急いで取り出したがビデオカメラが濡れている。
「やられた。」
僕は大急ぎでカメラを取り出しタオルでふいた。綺麗にふいたが水は中まではいってしまったらしくどんなにさわっても微動だにしなかった。
「畜生。馬鹿者め。手前ら野蛮人か。水を掛けたいのならタイ人同士でやれ。俺は外国人だぞ。誰もかけてくれと頼みもしないのに、いやがる俺にまでかけやがって、一体どういう了見なんだ。」
僕は怒りまくった。びしょぬれの上にカメラまでやられてしまったのだ。腹が立たない訳がない。通り過ぎていく車に向かって僕は唾を吐いてやった。
 ビデオが動かないのにはさすがに参った。自室に戻って僕は電池をはずし本体をフアンの風に当てて乾かそうと懸命につとめたがビデオは動かずじまいだった。買ったばかりで今回が初めて使うのを楽しみにしていたのに。僕は何重にもむしゃくしゃした。
 かってにタイにやってきておきながら、こんな事をいうのははなはだ不謹慎ではあるが、僕にとっては祭りは出来るだけ早く終わって欲しかった。

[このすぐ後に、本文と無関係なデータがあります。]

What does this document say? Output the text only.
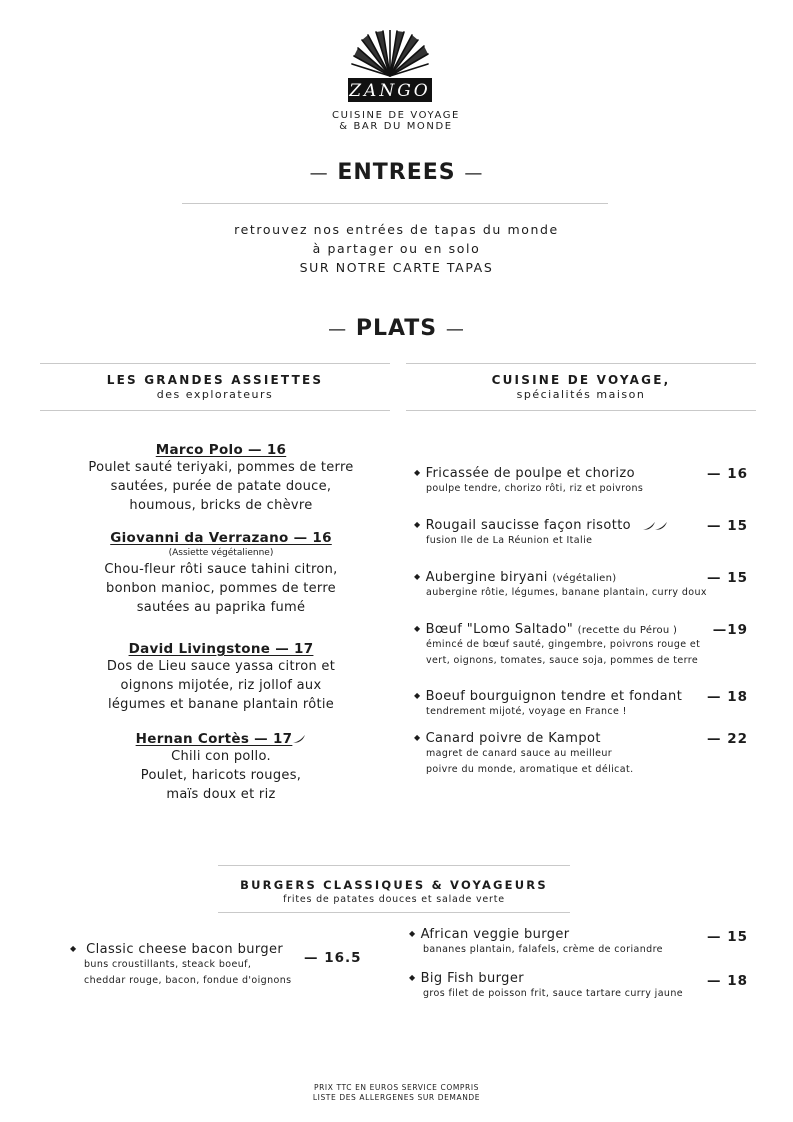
ZANGO
CUISINE DE VOYAGE
& BAR DU MONDE
— ENTREES —
retrouvez nos entrées de tapas du monde
à partager ou en solo
SUR NOTRE CARTE TAPAS
— PLATS —
LES GRANDES ASSIETTES
des explorateurs
CUISINE DE VOYAGE,
spécialités maison
Marco Polo — 16
Poulet sauté teriyaki, pommes de terre
sautées, purée de patate douce,
houmous, bricks de chèvre
Giovanni da Verrazano — 16
(Assiette végétalienne)
Chou-fleur rôti sauce tahini citron,
bonbon manioc, pommes de terre
sautées au paprika fumé
David Livingstone — 17
Dos de Lieu sauce yassa citron et
oignons mijotée, riz jollof aux
légumes et banane plantain rôtie
Hernan Cortès — 17
Chili con pollo.
Poulet, haricots rouges,
maïs doux et riz
◆ Fricassée de poulpe et chorizo	— 16
poulpe tendre, chorizo rôti, riz et poivrons
◆ Rougail saucisse façon risotto	— 15
fusion Ile de La Réunion et Italie
◆ Aubergine biryani (végétalien)	— 15
aubergine rôtie, légumes, banane plantain, curry doux
◆ Bœuf "Lomo Saltado" (recette du Pérou )	—19
émincé de bœuf sauté, gingembre, poivrons rouge et
vert, oignons, tomates, sauce soja, pommes de terre
◆ Boeuf bourguignon tendre et fondant	— 18
tendrement mijoté, voyage en France !
◆ Canard poivre de Kampot	— 22
magret de canard sauce au meilleur
poivre du monde, aromatique et délicat.
BURGERS CLASSIQUES & VOYAGEURS
frites de patates douces et salade verte
◆ Classic cheese bacon burger
buns croustillants, steack boeuf,
cheddar rouge, bacon, fondue d'oignons
— 16.5
◆ African veggie burger
bananes plantain, falafels, crème de coriandre
— 15
◆ Big Fish burger
gros filet de poisson frit, sauce tartare curry jaune
— 18
PRIX TTC EN EUROS SERVICE COMPRIS
LISTE DES ALLERGENES SUR DEMANDE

ソンクラーンはタイ人にとっては1年一回の無礼講の祭りで暑い盛りのフラストレーションを発散させる楽しい祭りかもしれないが、僕には不愉快な祭りとしてしか映らない。所変われば品変わるというが僕は素直にこのソンクラーンを楽しい喜びの祭りとして受け入れることはついぞ出来なかった。